Error in the LD matrix - Githubissues

zhilizheng / SBayesRC

GNU General Public License v3.0

25 stars 5 forks source link

Error in the LD matrix #38

Open JagadishUEF opened 1 month ago

JagadishUEF commented 1 month ago

Hi, I was trying a first run with GWAs summary statistics and encountered the below error. I was using the sparse LD matrix based on hapmap ukbEUR. I had downloaded the matrices available here: https://opain.github.io/GenoPred/Pipeline_prep.html#46_prepare_score_and_scale_files_for_polygenic_scoring_using_sbayesr

Per-SNP window size mean 4206.32 sd 1149.36. LD matrix diagonal mean 0.00156614 sd 0.0484463.

ERROR: The mean of LD matrix diagonal values is expected to be close to one.
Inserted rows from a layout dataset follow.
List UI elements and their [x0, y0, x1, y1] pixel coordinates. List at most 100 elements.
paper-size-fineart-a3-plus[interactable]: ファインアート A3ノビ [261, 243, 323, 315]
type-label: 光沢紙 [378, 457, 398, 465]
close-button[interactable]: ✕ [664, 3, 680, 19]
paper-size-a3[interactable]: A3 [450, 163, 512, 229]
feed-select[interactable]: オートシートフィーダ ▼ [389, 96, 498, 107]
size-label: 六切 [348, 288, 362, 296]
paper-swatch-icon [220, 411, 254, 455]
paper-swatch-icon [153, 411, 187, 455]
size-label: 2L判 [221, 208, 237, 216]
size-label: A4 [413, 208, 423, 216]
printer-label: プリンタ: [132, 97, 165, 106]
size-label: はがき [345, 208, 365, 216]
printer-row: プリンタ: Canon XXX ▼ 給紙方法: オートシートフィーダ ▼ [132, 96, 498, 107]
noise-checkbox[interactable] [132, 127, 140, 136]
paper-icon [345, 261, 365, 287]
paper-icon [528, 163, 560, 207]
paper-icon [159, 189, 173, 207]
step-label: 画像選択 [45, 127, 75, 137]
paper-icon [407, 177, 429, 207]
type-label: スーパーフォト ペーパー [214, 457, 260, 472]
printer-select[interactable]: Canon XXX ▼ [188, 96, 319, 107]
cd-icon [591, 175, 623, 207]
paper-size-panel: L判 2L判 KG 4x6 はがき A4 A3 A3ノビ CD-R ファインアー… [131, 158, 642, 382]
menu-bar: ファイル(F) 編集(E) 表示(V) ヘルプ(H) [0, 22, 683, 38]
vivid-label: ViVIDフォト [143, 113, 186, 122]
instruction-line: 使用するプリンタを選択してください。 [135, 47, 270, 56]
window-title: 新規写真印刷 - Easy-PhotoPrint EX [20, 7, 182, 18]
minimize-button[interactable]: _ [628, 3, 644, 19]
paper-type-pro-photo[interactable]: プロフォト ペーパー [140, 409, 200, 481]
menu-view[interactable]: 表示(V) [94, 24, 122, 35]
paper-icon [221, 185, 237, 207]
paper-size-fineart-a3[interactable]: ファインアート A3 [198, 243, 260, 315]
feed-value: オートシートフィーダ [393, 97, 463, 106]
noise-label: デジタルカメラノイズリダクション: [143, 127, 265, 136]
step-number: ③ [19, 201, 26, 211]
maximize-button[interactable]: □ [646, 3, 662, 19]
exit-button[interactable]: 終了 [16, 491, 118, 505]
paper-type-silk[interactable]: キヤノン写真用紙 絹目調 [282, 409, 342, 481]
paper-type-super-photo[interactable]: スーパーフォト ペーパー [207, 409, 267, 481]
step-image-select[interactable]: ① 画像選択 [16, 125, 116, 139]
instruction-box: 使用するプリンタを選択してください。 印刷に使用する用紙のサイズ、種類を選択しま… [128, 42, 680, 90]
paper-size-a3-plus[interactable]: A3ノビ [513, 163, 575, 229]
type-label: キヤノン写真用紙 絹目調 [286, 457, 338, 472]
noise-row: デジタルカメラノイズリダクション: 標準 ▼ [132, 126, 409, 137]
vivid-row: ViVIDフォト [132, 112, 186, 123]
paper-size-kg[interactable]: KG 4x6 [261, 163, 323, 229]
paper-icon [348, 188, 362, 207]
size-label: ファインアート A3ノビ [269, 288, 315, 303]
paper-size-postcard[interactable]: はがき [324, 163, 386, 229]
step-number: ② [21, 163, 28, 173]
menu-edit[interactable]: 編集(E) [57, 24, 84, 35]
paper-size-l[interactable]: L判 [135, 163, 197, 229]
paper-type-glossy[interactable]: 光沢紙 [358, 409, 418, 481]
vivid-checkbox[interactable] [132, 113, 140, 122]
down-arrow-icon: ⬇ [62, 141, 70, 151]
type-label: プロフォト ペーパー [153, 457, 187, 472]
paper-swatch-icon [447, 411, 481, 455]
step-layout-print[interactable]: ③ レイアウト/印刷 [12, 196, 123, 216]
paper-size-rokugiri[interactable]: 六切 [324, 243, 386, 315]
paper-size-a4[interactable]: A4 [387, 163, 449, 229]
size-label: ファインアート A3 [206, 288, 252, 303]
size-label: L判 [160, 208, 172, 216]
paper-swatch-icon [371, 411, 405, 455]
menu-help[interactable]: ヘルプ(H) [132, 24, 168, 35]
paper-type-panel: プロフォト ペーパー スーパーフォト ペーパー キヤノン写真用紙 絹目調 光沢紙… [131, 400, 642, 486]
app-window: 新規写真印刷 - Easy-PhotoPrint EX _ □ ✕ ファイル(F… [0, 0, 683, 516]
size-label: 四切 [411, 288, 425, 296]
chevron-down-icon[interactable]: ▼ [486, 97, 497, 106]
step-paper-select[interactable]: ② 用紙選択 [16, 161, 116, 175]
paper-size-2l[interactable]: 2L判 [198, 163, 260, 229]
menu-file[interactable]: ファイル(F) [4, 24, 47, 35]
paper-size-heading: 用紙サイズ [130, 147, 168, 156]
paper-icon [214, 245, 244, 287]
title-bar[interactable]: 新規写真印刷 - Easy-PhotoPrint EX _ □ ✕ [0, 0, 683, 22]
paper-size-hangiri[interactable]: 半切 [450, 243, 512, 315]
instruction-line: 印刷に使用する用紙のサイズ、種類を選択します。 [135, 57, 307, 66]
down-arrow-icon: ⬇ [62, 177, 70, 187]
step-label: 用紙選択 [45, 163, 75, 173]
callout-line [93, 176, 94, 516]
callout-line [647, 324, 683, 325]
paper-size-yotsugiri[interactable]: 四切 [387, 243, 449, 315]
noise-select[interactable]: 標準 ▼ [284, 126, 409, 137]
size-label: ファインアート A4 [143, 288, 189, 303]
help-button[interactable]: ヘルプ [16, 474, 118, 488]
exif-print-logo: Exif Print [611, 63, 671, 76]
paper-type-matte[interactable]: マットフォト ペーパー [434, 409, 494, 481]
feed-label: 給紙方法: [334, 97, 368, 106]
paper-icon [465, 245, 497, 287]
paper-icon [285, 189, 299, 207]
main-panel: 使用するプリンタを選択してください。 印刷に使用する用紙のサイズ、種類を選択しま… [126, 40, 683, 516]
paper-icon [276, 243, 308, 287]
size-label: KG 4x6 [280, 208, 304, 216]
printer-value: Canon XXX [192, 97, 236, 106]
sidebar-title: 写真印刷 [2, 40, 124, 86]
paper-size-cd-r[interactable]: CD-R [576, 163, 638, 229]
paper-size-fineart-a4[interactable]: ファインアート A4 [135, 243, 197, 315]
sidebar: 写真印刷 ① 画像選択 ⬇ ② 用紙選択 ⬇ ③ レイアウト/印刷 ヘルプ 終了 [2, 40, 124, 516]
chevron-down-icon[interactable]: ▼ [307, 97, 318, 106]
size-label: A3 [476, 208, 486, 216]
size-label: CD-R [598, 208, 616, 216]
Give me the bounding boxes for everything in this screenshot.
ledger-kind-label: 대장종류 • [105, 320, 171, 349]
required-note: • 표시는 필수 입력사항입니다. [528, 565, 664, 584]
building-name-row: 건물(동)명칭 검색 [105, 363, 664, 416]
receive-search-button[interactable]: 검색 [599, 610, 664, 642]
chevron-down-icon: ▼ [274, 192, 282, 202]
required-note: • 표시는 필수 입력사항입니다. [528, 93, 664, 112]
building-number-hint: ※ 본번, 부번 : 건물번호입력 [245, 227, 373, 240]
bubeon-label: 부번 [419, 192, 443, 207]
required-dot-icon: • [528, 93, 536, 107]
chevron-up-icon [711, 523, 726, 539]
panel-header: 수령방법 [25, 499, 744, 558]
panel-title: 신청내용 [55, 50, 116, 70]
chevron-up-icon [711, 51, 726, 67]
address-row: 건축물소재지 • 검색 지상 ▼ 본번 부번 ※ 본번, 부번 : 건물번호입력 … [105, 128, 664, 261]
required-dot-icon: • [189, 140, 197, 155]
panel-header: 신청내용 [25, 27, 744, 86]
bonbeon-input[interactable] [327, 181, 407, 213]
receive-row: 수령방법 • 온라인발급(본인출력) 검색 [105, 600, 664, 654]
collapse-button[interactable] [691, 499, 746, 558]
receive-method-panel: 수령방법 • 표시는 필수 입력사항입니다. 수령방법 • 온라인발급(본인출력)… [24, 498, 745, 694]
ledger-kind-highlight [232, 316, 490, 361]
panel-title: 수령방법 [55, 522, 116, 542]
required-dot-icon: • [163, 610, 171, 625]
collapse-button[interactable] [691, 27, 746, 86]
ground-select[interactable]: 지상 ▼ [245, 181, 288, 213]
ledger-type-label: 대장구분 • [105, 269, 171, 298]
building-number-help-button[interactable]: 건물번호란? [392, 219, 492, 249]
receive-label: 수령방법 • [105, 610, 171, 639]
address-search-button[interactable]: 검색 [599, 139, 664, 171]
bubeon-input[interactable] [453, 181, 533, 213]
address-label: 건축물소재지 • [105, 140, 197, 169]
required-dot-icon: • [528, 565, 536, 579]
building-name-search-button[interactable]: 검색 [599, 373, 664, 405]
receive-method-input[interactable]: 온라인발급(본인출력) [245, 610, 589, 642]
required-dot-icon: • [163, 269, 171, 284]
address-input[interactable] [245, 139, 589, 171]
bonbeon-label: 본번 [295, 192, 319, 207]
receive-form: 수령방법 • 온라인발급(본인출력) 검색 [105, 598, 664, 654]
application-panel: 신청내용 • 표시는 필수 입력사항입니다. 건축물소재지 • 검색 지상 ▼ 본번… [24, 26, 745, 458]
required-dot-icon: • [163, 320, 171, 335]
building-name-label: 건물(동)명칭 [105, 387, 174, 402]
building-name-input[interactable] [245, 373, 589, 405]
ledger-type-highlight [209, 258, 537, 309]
Something is wrong with the LD matrix!

Analysis finished: Fri Oct 11 13:03:07 2024 Computational time: 0:0:11

Could you please help or if suitable ld matrices are available elsewhere. Thanks !

zhilizheng commented 1 month ago

Hi @JagadishUEF ,

Could you follow our tutorial? The readme of the project should be easy to follow. https://github.com/zhilizheng/SBayesRC

Regards, Zhili

JagadishUEF commented 1 month ago

Thanks for the reply. I tried to follow closely your tutorial and managed to run a first analyses.

The resulting polygenic score was expected to be significant but was not. Hence, I wanted to check with you if running sbayesrc without annotation be equivalent to sbayesr ? And would using either --ldm or --ldm-eigen give identical result ?

I presume the ld-matrix based on different ancestry could be the issue - how to generate ldRef when using summary statistics? Also, it is possible to merge the 3 ld files (from different ancestry) kindly provided in your resources?

Thanks for your time.

zhilizheng commented 1 month ago

Hi @JagadishUEF ,

The results from the SBayesR and SBayesRC is very similar. The prediction accuracy for SBayesRC is slightly lower than SBayesR if it's the cross-validation (not significant).

For the LD matrix, if you have the mixed ancestry, there are different ways to do this. It's better to use in-sample LD data if you have. If not, the proportion may be a problem, so it's good to generate it yourself, with the close ratio of samples in each population. We provided the function to generate this with the genotype data.

Regards, Zhili

JagadishUEF commented 4 weeks ago

Hi Zhili,

Thanks for the response. As I am using summary stats and no genotypes available, any tips would be highly appreciated on how would I generate the LD matrix with a close ratio of samples from each population ?

Also to test with another population, I tried to run using ukbEAS_imputed ld-eigen blocks, but it always stops at block 270 and gives error: segmentation fault (core dumped). I had tried it 3 times and it takes about 3.5 hrs until this block. I believe it isnt memory issue as ukbEUR_imputed (which is larger) runs fine.